Die Abwärme der KVA speist das Regiowärmenetz: CO2-neutrale Heiz- und Prozesswärme für Dietiker Wohn-, Geschäfts- und Industriegebäude. Dank dem klimaschützenden Heizsystem lassen sich jährlich mehrere Millionen Liter Heizöl einsparen.

Sogar mit Abwasser lässt sich ökologisch heizen: Eine Wärmepumpe nutzt die Temperatur des Limmattaler Abwassers und heizt den ganzen Dietiker Stadtteil Limmatfeld, in dem bis zu 5’000 Menschen wohnen und arbeiten. Die sogenannte kalte Fernwärme macht eine Million Liter Heizöl überflüssig, was einer Substitution von 2’640 Tonnen CO2 entspricht.
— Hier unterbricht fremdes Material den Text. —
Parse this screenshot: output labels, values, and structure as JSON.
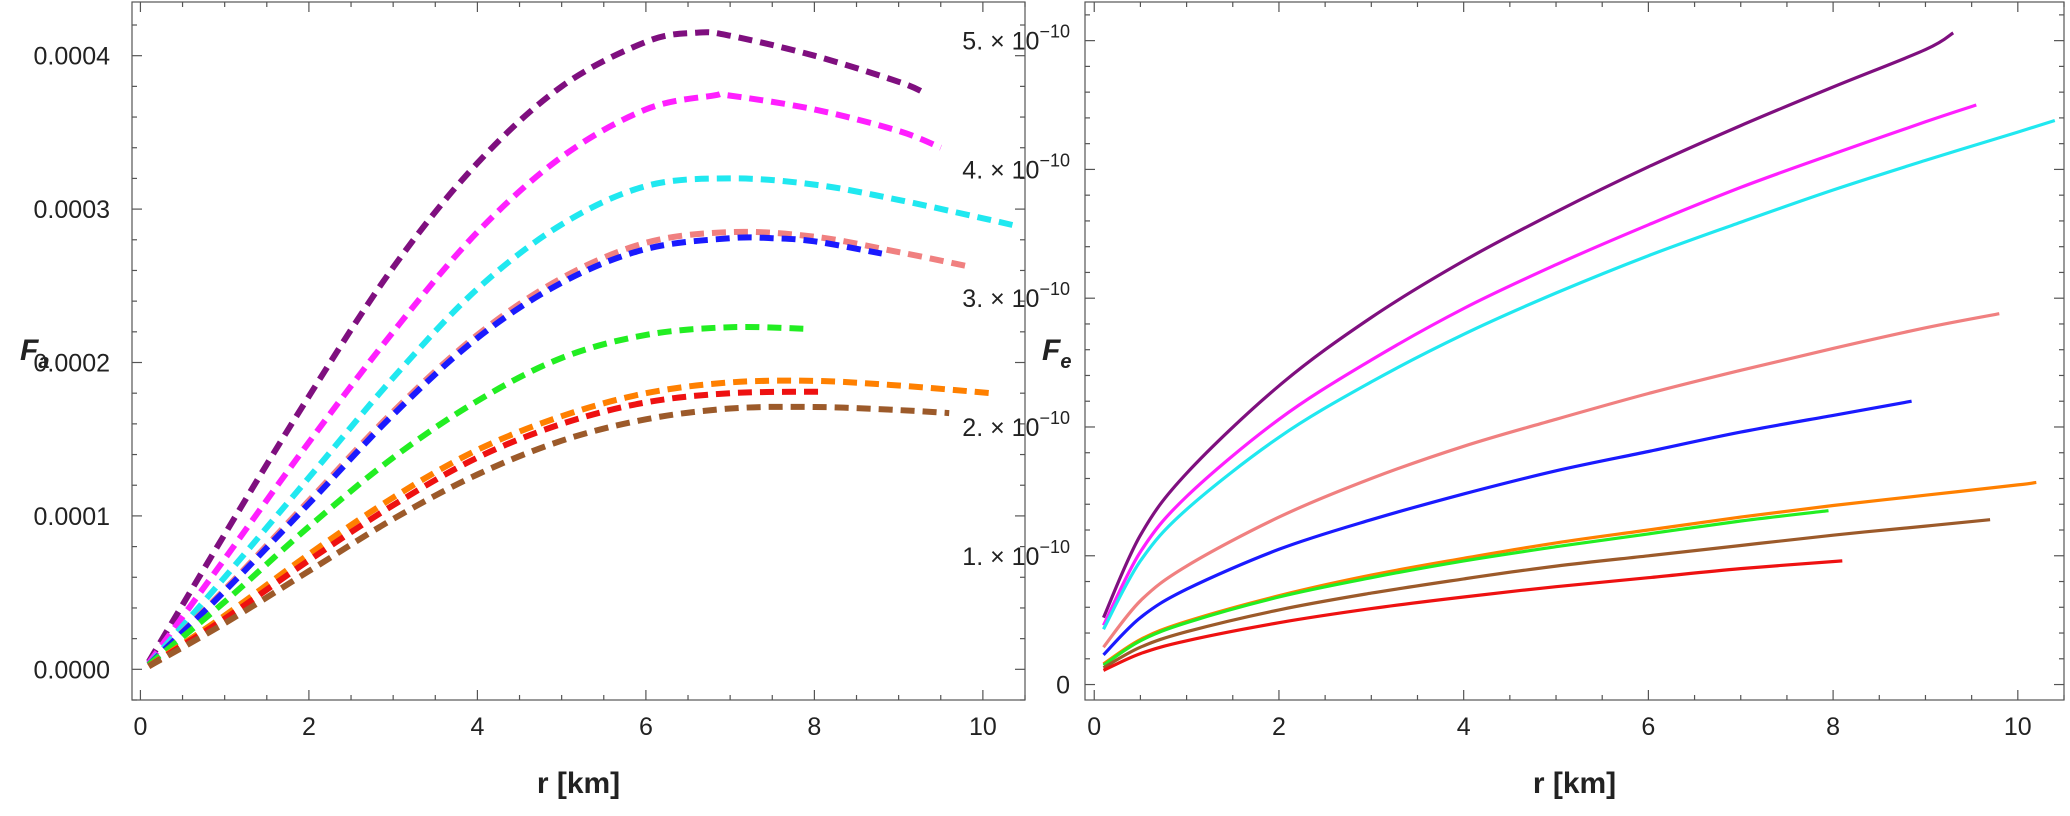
{
  "chart_data": [
    {
      "type": "line",
      "line_style": "dashed",
      "ylabel": "F",
      "ylabel_sub": "a",
      "xlabel": "r [km]",
      "xlim": [
        -0.1,
        10.5
      ],
      "ylim": [
        -2e-05,
        0.000435
      ],
      "x_ticks": [
        "0",
        "2",
        "4",
        "6",
        "8",
        "10"
      ],
      "x_tick_values": [
        0,
        2,
        4,
        6,
        8,
        10
      ],
      "y_ticks": [
        "0.0000",
        "0.0001",
        "0.0002",
        "0.0003",
        "0.0004"
      ],
      "y_tick_values": [
        0,
        0.0001,
        0.0002,
        0.0003,
        0.0004
      ],
      "frame": true,
      "grid": false,
      "series": [
        {
          "color": "#7f0f7f",
          "x": [
            0.1,
            1,
            2,
            3,
            4,
            5,
            6,
            6.6,
            7,
            8,
            9,
            9.3
          ],
          "y": [
            5e-06,
            8.8e-05,
            0.000178,
            0.000262,
            0.00033,
            0.00038,
            0.000409,
            0.000415,
            0.000413,
            0.0004,
            0.000383,
            0.000376
          ]
        },
        {
          "color": "#ff1fff",
          "x": [
            0.1,
            1,
            2,
            3,
            4,
            5,
            6,
            6.8,
            7,
            8,
            9,
            9.5
          ],
          "y": [
            4e-06,
            7.2e-05,
            0.000148,
            0.00022,
            0.000285,
            0.000334,
            0.000365,
            0.000374,
            0.000374,
            0.000365,
            0.000351,
            0.00034
          ]
        },
        {
          "color": "#20e8f0",
          "x": [
            0.1,
            1,
            2,
            3,
            4,
            5,
            6,
            7,
            8,
            9,
            10,
            10.4
          ],
          "y": [
            3e-06,
            6e-05,
            0.000125,
            0.00019,
            0.000248,
            0.00029,
            0.000315,
            0.00032,
            0.000316,
            0.000306,
            0.000294,
            0.000289
          ]
        },
        {
          "color": "#f08080",
          "x": [
            0.1,
            1,
            2,
            3,
            4,
            5,
            6,
            7,
            8,
            9,
            9.8
          ],
          "y": [
            3e-06,
            5.2e-05,
            0.00011,
            0.000168,
            0.000218,
            0.000255,
            0.000278,
            0.000285,
            0.000282,
            0.000272,
            0.000263
          ]
        },
        {
          "color": "#1a1aff",
          "x": [
            0.1,
            1,
            2,
            3,
            4,
            5,
            6,
            7,
            7.5,
            8,
            8.8
          ],
          "y": [
            3e-06,
            5.1e-05,
            0.000108,
            0.000166,
            0.000216,
            0.000252,
            0.000274,
            0.000281,
            0.000281,
            0.000279,
            0.000271
          ]
        },
        {
          "color": "#22ee22",
          "x": [
            0.1,
            1,
            2,
            3,
            4,
            5,
            6,
            7,
            7.9
          ],
          "y": [
            3e-06,
            4.4e-05,
            9.3e-05,
            0.000138,
            0.000175,
            0.000203,
            0.000218,
            0.000223,
            0.000222
          ]
        },
        {
          "color": "#ff8000",
          "x": [
            0.1,
            1,
            2,
            3,
            4,
            5,
            6,
            7,
            8,
            9,
            10.1
          ],
          "y": [
            2e-06,
            3.5e-05,
            7.5e-05,
            0.000112,
            0.000143,
            0.000165,
            0.00018,
            0.000187,
            0.000188,
            0.000185,
            0.00018
          ]
        },
        {
          "color": "#ee1111",
          "x": [
            0.1,
            1,
            2,
            3,
            4,
            5,
            6,
            7,
            8.1
          ],
          "y": [
            2e-06,
            3.3e-05,
            7.1e-05,
            0.000107,
            0.000138,
            0.00016,
            0.000174,
            0.00018,
            0.000181
          ]
        },
        {
          "color": "#9c5a2a",
          "x": [
            0.1,
            1,
            2,
            3,
            4,
            5,
            6,
            7,
            8,
            9,
            9.6
          ],
          "y": [
            2e-06,
            3e-05,
            6.4e-05,
            9.8e-05,
            0.000127,
            0.000149,
            0.000163,
            0.00017,
            0.000171,
            0.000169,
            0.000167
          ]
        }
      ]
    },
    {
      "type": "line",
      "line_style": "solid",
      "ylabel": "F",
      "ylabel_sub": "e",
      "xlabel": "r [km]",
      "xlim": [
        -0.1,
        10.5
      ],
      "ylim": [
        -1.2e-11,
        5.3e-10
      ],
      "x_ticks": [
        "0",
        "2",
        "4",
        "6",
        "8",
        "10"
      ],
      "x_tick_values": [
        0,
        2,
        4,
        6,
        8,
        10
      ],
      "y_ticks": [
        "0",
        "1.",
        "2.",
        "3.",
        "4.",
        "5."
      ],
      "y_tick_values": [
        0,
        1e-10,
        2e-10,
        3e-10,
        4e-10,
        5e-10
      ],
      "y_tick_suffix": "× 10",
      "y_tick_exponent": "−10",
      "frame": true,
      "grid": false,
      "series": [
        {
          "color": "#7f0f7f",
          "x": [
            0.1,
            0.5,
            1,
            2,
            3,
            4,
            5,
            6,
            7,
            8,
            9,
            9.3
          ],
          "y": [
            5.2e-11,
            1.16e-10,
            1.64e-10,
            2.32e-10,
            2.85e-10,
            3.29e-10,
            3.67e-10,
            4.02e-10,
            4.34e-10,
            4.64e-10,
            4.93e-10,
            5.06e-10
          ]
        },
        {
          "color": "#ff1fff",
          "x": [
            0.1,
            0.5,
            1,
            2,
            3,
            4,
            5,
            6,
            7,
            8,
            9,
            9.55
          ],
          "y": [
            4.6e-11,
            1.03e-10,
            1.46e-10,
            2.06e-10,
            2.52e-10,
            2.92e-10,
            3.26e-10,
            3.57e-10,
            3.86e-10,
            4.12e-10,
            4.37e-10,
            4.5e-10
          ]
        },
        {
          "color": "#20e8f0",
          "x": [
            0.1,
            0.5,
            1,
            2,
            3,
            4,
            5,
            6,
            7,
            8,
            9,
            10,
            10.4
          ],
          "y": [
            4.3e-11,
            9.6e-11,
            1.36e-10,
            1.92e-10,
            2.35e-10,
            2.72e-10,
            3.04e-10,
            3.33e-10,
            3.59e-10,
            3.84e-10,
            4.07e-10,
            4.29e-10,
            4.38e-10
          ]
        },
        {
          "color": "#f08080",
          "x": [
            0.1,
            0.5,
            1,
            2,
            3,
            4,
            5,
            6,
            7,
            8,
            9,
            9.8
          ],
          "y": [
            2.9e-11,
            6.5e-11,
            9.2e-11,
            1.3e-10,
            1.6e-10,
            1.85e-10,
            2.06e-10,
            2.26e-10,
            2.44e-10,
            2.61e-10,
            2.77e-10,
            2.88e-10
          ]
        },
        {
          "color": "#1a1aff",
          "x": [
            0.1,
            0.5,
            1,
            2,
            3,
            4,
            5,
            6,
            7,
            8,
            8.85
          ],
          "y": [
            2.3e-11,
            5.2e-11,
            7.4e-11,
            1.05e-10,
            1.28e-10,
            1.48e-10,
            1.66e-10,
            1.81e-10,
            1.96e-10,
            2.09e-10,
            2.2e-10
          ]
        },
        {
          "color": "#ff8000",
          "x": [
            0.1,
            0.5,
            1,
            2,
            3,
            4,
            5,
            6,
            7,
            8,
            9,
            10,
            10.2
          ],
          "y": [
            1.6e-11,
            3.5e-11,
            4.9e-11,
            6.9e-11,
            8.5e-11,
            9.8e-11,
            1.1e-10,
            1.2e-10,
            1.3e-10,
            1.39e-10,
            1.47e-10,
            1.55e-10,
            1.57e-10
          ]
        },
        {
          "color": "#22ee22",
          "x": [
            0.1,
            0.5,
            1,
            2,
            3,
            4,
            5,
            6,
            7,
            7.95
          ],
          "y": [
            1.5e-11,
            3.4e-11,
            4.8e-11,
            6.8e-11,
            8.3e-11,
            9.6e-11,
            1.07e-10,
            1.17e-10,
            1.27e-10,
            1.35e-10
          ]
        },
        {
          "color": "#9c5a2a",
          "x": [
            0.1,
            0.5,
            1,
            2,
            3,
            4,
            5,
            6,
            7,
            8,
            9,
            9.7
          ],
          "y": [
            1.3e-11,
            2.9e-11,
            4.1e-11,
            5.8e-11,
            7.1e-11,
            8.2e-11,
            9.2e-11,
            1e-10,
            1.08e-10,
            1.16e-10,
            1.23e-10,
            1.28e-10
          ]
        },
        {
          "color": "#ee1111",
          "x": [
            0.1,
            0.5,
            1,
            2,
            3,
            4,
            5,
            6,
            7,
            8.1
          ],
          "y": [
            1.1e-11,
            2.4e-11,
            3.4e-11,
            4.8e-11,
            5.9e-11,
            6.8e-11,
            7.6e-11,
            8.3e-11,
            9e-11,
            9.6e-11
          ]
        }
      ]
    }
  ]
}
Auch der Limmattaler Bioabfall ist Quelle von erneuerbarer Energie: Pflanzlicher Gartenabfall sowie Speise- und Rüstabfall aus der Küche werden separat gesammelt und zentral verwertet im neuen Vergärwerk auf dem Areal des Zürcher Klärwerks Werdhölzli. Die 1’300 Tonnen Bioabfall aus der Stadt Dietikon erzeugen rund 140'000 Kubikmeter Biogas, das ins Erdgasnetz eingespiesen wird. Es hat den gleichen Energiegehalt wie 80'000 Liter Heizöl.